Edwards, Tangherlini, Selleri transformations and their inverse

[bernhard.rothenstein]

Edwards, Tangherlini, Selleri propose synchrony parameter dependent transformation equations we have discussed here. Call them direct transformations. They also their inverse version. As I see they are not used. Is there a special reason for that. Are they of interest?
Thanks

 

[DrGreg]

There's no need to quote an inverse transformation unless the argument you are making requires such a transformation. I think I've probably seen inverse Selleri/Tangherlini transforms somewhere, though I can't remember where. It's quite easy to calculate.

The Edwards transform is between two arbitrarily synced systems and so is "its own inverse" in the sense that the Lorentz transform is "its own inverse", you just need to change the values of the parameters. (E.g. v to -v in the Lorentz case.)

 

[bernhard.rothenstein]

There's no need to quote an inverse transformation unless the argument you are making requires such a transformation. I think I've probably seen inverse Selleri/Tangherlini transforms somewhere, though I can't remember where. It's quite easy to calculate.

The Edwards transform is between two arbitrarily synced systems and so is "its own inverse" in the sense that the Lorentz transform is "its own inverse", you just need to change the values of the parameters. (E.g. v to -v in the Lorentz case.)

My problem is with the Selleri transformation There in I the clocks are standard synchronized whereas in I using the so called external synchronization. If we know the direct transformations the inverse ones are not obtainable by the rule which works in the case when in both frames standard clock synchronization takes place i.e. change the sign of V and interchange the primed with unprimed same physical quantities.
As allways respect and thanks.

 

[DrGreg]

My problem is with the Selleri transformation There in I the clocks are standard synchronized whereas in I using the so called external synchronization. If we know the direct transformations the inverse ones are not obtainable by the rule which works in the case when in both frames standard clock synchronization takes place i.e. change the sign of V and interchange the primed with unprimed same physical quantities.
As allways respect and thanks.

If you know the direct transformation, finding the inverse is just mathematical algebra, in this case, solving two simultaneous equations, or, equivalently, inverting a 2x2 matrix.

Changing the sign of V etc won't work because whereas the forward transform is from isotropic to anistropic coordinates, the reverse (inverse) transform is from anisotropic to istropic coordinates, so you would not expect the "same" formula to apply. If should also be pointed out that V is measured within the isotropic coordinates (as dx/dt for the "moving" observer relative to the "stationary" observer). The velocity V' of the "stationary" observer relative to the "moving" observer as measured in the "moving" observer's anisotropic coordinates (dx'/dt') will not be -V.
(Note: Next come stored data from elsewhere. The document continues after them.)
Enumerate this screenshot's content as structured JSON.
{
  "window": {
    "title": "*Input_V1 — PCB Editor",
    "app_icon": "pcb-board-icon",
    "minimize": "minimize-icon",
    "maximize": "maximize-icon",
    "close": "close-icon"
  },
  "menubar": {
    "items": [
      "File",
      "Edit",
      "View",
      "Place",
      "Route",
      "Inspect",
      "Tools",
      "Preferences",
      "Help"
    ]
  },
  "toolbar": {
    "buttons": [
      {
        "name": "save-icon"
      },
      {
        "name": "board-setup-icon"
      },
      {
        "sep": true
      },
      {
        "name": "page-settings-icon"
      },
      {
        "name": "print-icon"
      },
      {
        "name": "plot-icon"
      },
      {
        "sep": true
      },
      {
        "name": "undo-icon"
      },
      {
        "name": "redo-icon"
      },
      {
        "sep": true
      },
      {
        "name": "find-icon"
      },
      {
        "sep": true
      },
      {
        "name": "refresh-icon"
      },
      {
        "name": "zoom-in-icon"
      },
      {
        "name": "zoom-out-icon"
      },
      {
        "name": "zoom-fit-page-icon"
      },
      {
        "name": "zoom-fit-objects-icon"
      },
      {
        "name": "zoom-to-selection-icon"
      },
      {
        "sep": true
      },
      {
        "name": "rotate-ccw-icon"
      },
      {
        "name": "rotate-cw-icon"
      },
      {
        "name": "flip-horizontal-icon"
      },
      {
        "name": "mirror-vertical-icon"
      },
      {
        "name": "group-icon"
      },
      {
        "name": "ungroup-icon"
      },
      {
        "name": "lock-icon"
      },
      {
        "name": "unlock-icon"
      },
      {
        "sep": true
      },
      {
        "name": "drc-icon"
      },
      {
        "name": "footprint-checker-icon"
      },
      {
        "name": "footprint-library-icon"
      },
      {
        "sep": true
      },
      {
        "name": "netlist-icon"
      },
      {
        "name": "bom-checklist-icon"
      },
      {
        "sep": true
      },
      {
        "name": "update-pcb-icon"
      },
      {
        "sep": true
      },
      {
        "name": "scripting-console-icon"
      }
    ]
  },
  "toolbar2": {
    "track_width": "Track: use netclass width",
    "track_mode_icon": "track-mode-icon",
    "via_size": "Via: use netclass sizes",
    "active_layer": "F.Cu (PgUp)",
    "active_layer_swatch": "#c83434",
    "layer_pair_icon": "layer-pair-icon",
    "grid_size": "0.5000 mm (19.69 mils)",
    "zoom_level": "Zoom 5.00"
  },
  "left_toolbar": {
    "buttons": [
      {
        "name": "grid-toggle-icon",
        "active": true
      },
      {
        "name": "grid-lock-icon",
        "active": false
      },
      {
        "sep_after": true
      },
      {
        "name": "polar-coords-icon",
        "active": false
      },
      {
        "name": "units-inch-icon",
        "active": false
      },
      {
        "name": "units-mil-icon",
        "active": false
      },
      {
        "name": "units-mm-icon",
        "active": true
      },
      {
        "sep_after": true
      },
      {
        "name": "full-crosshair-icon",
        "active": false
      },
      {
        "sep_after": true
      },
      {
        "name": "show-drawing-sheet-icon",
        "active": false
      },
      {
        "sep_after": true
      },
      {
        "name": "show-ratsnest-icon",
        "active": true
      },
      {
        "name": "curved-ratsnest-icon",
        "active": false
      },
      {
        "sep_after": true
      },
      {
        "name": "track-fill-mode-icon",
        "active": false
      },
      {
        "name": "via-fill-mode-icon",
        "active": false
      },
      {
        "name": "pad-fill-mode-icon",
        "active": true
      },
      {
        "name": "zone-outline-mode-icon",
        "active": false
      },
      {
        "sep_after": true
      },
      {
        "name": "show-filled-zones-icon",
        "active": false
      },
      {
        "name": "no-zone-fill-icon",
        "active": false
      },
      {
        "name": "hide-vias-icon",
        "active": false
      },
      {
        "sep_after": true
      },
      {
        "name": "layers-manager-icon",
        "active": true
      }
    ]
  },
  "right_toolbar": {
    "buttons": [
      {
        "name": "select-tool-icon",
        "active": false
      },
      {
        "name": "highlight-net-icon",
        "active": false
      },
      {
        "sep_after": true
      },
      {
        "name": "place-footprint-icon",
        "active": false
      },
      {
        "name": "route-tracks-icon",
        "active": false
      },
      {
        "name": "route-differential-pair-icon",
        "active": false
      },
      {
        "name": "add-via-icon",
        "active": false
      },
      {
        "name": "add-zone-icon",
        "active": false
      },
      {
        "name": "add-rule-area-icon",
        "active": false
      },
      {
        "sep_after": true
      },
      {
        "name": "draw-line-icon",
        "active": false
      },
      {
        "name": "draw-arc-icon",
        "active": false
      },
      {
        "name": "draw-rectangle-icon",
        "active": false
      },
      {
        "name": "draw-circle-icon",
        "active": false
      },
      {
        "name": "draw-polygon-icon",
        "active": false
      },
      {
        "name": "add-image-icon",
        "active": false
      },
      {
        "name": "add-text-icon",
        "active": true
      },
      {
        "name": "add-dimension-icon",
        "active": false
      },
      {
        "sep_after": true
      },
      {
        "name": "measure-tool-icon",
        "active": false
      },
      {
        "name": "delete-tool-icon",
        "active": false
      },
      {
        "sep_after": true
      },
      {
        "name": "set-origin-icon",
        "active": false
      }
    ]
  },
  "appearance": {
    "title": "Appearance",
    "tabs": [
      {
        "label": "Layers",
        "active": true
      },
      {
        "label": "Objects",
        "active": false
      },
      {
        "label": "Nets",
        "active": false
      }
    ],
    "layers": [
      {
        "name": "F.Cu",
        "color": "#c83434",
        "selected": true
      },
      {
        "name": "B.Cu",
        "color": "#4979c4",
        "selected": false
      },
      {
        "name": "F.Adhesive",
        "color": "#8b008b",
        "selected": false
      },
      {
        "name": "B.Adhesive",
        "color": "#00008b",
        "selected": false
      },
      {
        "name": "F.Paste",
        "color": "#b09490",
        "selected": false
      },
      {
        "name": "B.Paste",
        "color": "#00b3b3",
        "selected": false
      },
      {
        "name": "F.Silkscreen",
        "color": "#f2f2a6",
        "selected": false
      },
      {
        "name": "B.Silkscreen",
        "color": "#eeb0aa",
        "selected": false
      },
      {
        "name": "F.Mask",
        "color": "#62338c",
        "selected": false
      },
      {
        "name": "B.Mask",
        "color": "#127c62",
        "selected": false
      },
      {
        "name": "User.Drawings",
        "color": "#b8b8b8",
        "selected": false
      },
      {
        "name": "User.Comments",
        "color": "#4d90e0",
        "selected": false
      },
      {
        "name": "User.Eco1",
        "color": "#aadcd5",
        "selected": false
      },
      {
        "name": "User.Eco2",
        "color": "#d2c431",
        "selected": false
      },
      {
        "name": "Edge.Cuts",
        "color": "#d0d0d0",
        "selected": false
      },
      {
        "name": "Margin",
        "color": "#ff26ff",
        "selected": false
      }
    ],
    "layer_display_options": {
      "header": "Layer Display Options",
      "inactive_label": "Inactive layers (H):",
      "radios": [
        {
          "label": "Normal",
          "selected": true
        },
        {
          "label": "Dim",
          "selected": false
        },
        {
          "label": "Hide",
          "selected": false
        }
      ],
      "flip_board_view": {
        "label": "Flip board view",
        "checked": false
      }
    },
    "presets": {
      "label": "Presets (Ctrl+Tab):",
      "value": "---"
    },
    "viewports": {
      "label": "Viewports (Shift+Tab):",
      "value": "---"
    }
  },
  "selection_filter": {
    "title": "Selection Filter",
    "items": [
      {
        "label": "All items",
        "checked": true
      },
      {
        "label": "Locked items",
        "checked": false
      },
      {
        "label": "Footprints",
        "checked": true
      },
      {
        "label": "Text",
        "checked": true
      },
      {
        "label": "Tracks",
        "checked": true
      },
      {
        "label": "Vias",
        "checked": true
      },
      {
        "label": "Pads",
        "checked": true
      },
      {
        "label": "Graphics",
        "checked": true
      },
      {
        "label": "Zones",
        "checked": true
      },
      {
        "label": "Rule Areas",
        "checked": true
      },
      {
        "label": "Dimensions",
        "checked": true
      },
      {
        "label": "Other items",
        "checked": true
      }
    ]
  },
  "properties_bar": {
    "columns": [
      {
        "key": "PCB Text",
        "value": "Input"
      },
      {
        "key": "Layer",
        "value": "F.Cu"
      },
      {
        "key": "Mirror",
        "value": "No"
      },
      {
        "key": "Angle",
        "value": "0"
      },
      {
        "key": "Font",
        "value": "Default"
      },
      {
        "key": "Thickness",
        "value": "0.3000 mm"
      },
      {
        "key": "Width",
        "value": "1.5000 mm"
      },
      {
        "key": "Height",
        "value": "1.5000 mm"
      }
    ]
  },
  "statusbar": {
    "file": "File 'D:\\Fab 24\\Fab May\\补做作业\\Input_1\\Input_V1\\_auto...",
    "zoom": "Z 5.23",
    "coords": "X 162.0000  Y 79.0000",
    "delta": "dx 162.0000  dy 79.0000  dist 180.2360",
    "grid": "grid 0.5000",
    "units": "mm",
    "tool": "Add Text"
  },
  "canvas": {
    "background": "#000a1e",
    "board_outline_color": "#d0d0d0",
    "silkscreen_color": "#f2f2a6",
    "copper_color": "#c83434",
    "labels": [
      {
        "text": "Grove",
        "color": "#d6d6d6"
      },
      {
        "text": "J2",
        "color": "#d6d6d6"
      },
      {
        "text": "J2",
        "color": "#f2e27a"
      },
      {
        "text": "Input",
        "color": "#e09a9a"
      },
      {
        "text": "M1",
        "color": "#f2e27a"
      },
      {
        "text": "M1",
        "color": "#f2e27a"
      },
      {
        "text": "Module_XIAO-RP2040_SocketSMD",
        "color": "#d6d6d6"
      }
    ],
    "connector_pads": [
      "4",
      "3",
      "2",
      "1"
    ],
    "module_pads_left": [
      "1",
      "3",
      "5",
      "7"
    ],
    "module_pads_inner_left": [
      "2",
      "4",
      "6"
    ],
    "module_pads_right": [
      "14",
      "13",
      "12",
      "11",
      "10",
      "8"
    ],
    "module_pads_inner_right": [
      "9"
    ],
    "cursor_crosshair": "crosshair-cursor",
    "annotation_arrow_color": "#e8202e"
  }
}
[tex]x' = \gamma(x - Vt)[/tex]
[tex]t' = t/\gamma[/tex]​

has inverse

[tex]x = (x' + \gamma^2 Vt')/\gamma[/tex]
[tex]t = \gamma t'[/tex]​

from which it follows that

[tex]V' = -\gamma^2 V[/tex]​

So the rule in this case is to replace V by [itex]-\gamma^2 V[/itex] and [itex]\gamma[/itex] by [itex]1/\gamma[/itex].

 

[bernhard.rothenstein]

If you know the direct transformation, finding the inverse is just mathematical algebra, in this case, solving two simultaneous equations, or, equivalently, inverting a 2x2 matrix.

Changing the sign of V etc won't work because whereas the forward transform is from isotropic to anistropic coordinates, the reverse (inverse) transform is from anisotropic to istropic coordinates, so you would not expect the "same" formula to apply. If should also be pointed out that V is measured within the isotropic coordinates (as dx/dt for the "moving" observer relative to the "stationary" observer). The velocity V' of the "stationary" observer relative to the "moving" observer as measured in the "moving" observer's anisotropic coordinates (dx'/dt') will not be -V.

[tex]x' = \gamma(x - Vt)[/tex]
[tex]t' = t/\gamma[/tex]​

has inverse

[tex]x = (x' + \gamma^2 Vt')/\gamma[/tex]
[tex]t = \gamma t'[/tex]​

from which it follows that

[tex]V' = -\gamma^2 V[/tex]​

So the rule in this case is to replace V by [itex]-\gamma^2 V[/itex] and [itex]\gamma[/itex] by [itex]1/\gamma[/itex].

Thanks

I know that considering the relative positions of the I and I' reference frame from I at a given time t I can derive the say direct transformation for the space coordinates of an event
taking into account length contraction. If I consider the same situation from I at a time t' and taking into account length contraction I can derive the inverse transformation of the space coordinate. Combining the two equations I can derive the direct and the inverse transformations for the time coordinates of the same event.
Do you know a way to do the same thing but starting with the time dilation?